Tutti credevano che il Bepi sarebbe morto, invece recuperò ed eccolo ancora qui, con quella sua faccia ridotta a metà per la mancanza di uno zigomo.

Quando si rimise, l’azienda gli regalò una Lodola Gran Turismo, rossa e fiammante che era la più bella moto del paese. Lo vedo ancora, in tutte le stagioni arrivare col telo, una specie di tonnau che partiva dal manubrio e s’allacciava dietro al collo, i guanti rigidi applicati fissi al manubrio, gli occhialoni gialli e il berretto in pelle, portarsi appresso al portone del deposito in cui teneva la moto, accostare di lato, aprire la porta, mettere dentro la ruota e infine togliere la chiave e ricoverare tranquillamente la moto.

Di tanto in tanto, le domeniche d’estate, di mattina, mi s’accostava e vedendomi un po’ annoiato, mi diceva “dai salta su che si va a Livigno”.

Metteva la prima e con un colpo di gas scendeva la moto dal cavalletto, io sistemavo i pedalini e salivo dietro.

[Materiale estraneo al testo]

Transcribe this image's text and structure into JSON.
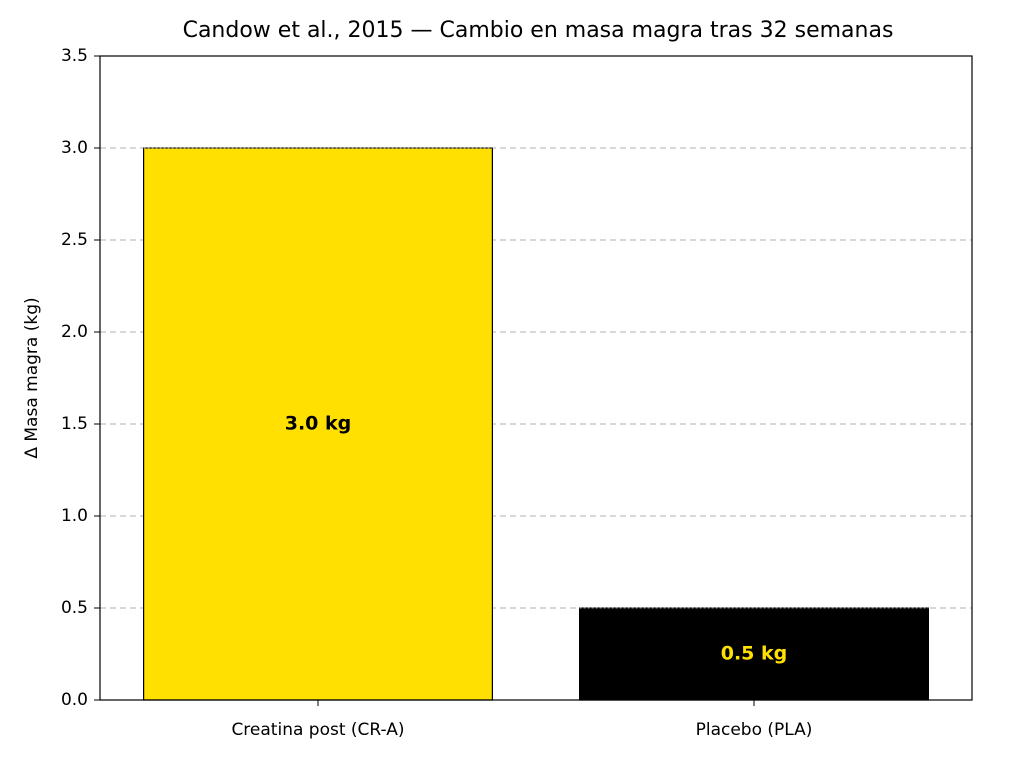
{
  "chart_data": {
    "type": "bar",
    "title": "Candow et al., 2015 — Cambio en masa magra tras 32 semanas",
    "y_label": "Δ Masa magra (kg)",
    "categories": [
      "Creatina post (CR-A)",
      "Placebo (PLA)"
    ],
    "values": [
      3.0,
      0.5
    ],
    "value_labels": [
      "3.0 kg",
      "0.5 kg"
    ],
    "colors": [
      "#ffe000",
      "#000000"
    ],
    "label_colors": [
      "#000000",
      "#ffe000"
    ],
    "edge_color": "#000000",
    "ylim": [
      0,
      3.5
    ],
    "yticks": [
      {
        "value": 0,
        "label": "0.0"
      },
      0.5,
      {
        "value": 1,
        "label": "1.0"
      },
      1.5,
      {
        "value": 2,
        "label": "2.0"
      },
      2.5,
      {
        "value": 3,
        "label": "3.0"
      },
      3.5
    ],
    "grid": true
  }
}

Prima, seconda, terza e quarta senza tirare le marce.. A questo punto si sistemava gli occhialoni e tranquillamente s’infilava i guanti, senza far ondeggiare la moto. Ecco, adesso si poteva aprire.

La moto andava via con signorilità, si sentiva solo il rumore dell’aspirazione e il variare dei profumi man mano che la vegetazione cambiava in virtù dell’altitudine. Com’era bello senza casco!

Una volta a Livigno si compravano le sigarette per gli amici, qualche tavoletta di cioccolato, la saccarina per la zia diabetica, poi due panini a testa e due birre da divorare in uno di quei grandi prati che circondano la cittadina.

Seduti sull’erba, si parlava del più e del meno e poi, prima che calasse il sole, il pieno alla moto e giù. Tanti giovanotti di allora, di una decina d’anni più vecchi di me, in paese comprarono la Lodola, forse più per lo stile con cui la portava il Bepi che non per la moto in se stessa.

Oggi non posso nel vedere una Lodola non pensare al Bepi, ma lui non sa che se son diventato Guzzista è proprio colpa sua!